Figures released yesterday by motor industry statistician VFACTS show that 4WD sales increased 23.8 percent in the first seven months of this year, compared with the corresponding period last year.
Contrary to public perception, our appetite for large 4WDs is still strong. Sales of heavyweights such as the ever-popular Toyota LandCruiser and Nissan Patrol are up 12.5 percent while sales of mid-size models such as the Mitsubishi Pajero and Toyota Prado are up 17.6 percent.
But the biggest boom is in compact "soft-roaders" such as the Honda CR-V, Subaru Forester (pictured) and Toyota RAV4, where sales have grown 39.7 percent thanks to a rush of new models.
Sales of 4WDs have almost tripled since 1994. One in five new cars sold this year will be a 4WD of some description.
Given the vehicles' popularity, the Federal Government is now unlikely to increase the tariff on 4WDs to bring them in line with other imports and, therefore, diminish their affordability.

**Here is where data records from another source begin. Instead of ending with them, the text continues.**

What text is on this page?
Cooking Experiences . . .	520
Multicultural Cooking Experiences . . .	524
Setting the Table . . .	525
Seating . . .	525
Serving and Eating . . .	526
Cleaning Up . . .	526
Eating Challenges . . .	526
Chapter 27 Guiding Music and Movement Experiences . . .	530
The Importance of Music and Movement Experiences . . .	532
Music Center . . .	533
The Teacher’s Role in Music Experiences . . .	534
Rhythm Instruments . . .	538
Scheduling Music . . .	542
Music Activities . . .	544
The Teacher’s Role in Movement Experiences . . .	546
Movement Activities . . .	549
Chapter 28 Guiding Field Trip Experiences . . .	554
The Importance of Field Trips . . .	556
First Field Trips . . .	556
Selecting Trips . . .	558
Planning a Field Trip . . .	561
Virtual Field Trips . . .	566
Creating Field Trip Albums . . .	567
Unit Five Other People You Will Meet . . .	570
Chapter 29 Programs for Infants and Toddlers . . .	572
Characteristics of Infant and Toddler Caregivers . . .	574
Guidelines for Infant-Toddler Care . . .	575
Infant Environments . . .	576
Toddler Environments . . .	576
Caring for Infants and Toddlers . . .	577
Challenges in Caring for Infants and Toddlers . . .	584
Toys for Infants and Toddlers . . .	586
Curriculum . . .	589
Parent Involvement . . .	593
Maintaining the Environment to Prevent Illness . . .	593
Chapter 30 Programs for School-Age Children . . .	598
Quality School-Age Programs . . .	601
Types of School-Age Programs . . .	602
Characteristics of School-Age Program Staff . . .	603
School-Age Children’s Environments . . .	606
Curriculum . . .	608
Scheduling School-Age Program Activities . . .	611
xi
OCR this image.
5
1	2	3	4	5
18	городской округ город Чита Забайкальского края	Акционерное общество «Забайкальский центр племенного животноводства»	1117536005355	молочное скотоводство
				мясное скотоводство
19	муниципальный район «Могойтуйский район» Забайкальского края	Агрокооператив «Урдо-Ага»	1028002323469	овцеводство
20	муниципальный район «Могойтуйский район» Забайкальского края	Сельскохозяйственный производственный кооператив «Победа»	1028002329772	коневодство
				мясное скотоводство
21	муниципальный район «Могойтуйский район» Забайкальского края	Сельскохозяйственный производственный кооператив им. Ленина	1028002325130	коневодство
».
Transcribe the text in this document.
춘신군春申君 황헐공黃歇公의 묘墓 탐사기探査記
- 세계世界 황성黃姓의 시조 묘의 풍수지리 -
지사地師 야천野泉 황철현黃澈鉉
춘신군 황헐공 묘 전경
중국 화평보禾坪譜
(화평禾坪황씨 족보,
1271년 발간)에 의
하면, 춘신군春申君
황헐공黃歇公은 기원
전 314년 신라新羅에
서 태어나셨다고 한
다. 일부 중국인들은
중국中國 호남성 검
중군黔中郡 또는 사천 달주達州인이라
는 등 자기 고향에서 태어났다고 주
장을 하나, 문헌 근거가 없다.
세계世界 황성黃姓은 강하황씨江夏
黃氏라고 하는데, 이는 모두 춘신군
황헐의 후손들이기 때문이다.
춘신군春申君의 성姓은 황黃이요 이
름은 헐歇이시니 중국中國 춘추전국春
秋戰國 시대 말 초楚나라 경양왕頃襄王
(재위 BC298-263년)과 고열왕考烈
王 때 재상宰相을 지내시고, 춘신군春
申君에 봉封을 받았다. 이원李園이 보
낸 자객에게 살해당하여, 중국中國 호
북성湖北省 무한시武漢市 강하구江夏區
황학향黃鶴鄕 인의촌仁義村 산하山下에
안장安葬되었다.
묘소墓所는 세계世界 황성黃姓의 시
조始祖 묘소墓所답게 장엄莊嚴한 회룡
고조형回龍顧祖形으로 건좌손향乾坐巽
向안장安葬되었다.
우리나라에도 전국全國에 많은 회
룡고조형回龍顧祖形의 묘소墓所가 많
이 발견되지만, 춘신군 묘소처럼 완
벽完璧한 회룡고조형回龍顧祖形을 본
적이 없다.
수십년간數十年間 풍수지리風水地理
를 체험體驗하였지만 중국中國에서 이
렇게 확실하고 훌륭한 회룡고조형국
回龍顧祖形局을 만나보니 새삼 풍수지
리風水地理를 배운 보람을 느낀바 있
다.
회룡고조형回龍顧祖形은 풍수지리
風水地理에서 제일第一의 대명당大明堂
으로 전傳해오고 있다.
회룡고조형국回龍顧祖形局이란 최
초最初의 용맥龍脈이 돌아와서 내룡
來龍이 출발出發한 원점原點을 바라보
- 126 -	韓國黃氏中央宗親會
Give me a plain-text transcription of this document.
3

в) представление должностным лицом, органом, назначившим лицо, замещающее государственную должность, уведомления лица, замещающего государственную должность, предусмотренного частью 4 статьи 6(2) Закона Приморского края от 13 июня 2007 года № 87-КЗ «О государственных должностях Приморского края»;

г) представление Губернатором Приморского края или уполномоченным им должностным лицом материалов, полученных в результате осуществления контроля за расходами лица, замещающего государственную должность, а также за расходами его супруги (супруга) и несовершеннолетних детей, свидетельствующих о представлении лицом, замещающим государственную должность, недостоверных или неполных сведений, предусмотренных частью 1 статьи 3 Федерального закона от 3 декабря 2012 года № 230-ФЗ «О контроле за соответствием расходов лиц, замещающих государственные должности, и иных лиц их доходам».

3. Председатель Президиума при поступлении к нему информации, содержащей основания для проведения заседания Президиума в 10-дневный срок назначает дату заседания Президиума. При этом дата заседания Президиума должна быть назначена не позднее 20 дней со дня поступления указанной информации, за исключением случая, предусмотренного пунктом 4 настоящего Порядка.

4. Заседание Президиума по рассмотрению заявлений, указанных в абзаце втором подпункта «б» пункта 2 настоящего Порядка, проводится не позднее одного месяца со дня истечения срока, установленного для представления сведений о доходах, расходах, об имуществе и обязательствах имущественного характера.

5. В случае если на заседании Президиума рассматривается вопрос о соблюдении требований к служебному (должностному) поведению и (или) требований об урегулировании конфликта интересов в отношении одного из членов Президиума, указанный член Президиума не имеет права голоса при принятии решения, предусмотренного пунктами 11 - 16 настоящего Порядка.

In addition to the vehicles' price advantage, the marketing gurus explain the 4WD phenomenon thus: the faster our cities grow, the more we want to escape them.
"People drive 4WDs in the city but, in effect, they are saying to the world, 'I can leave this mess if I want to'," said social analyst David Chalke.
The 4WD phenomenon is so strong even the German sports car specialist Porsche is building a 4WD.
Two Porsche Cayennes are coming to Australia for the Sydney Motor Show in October but cars for sale will not arrive until early next year. They will be priced from $100,000.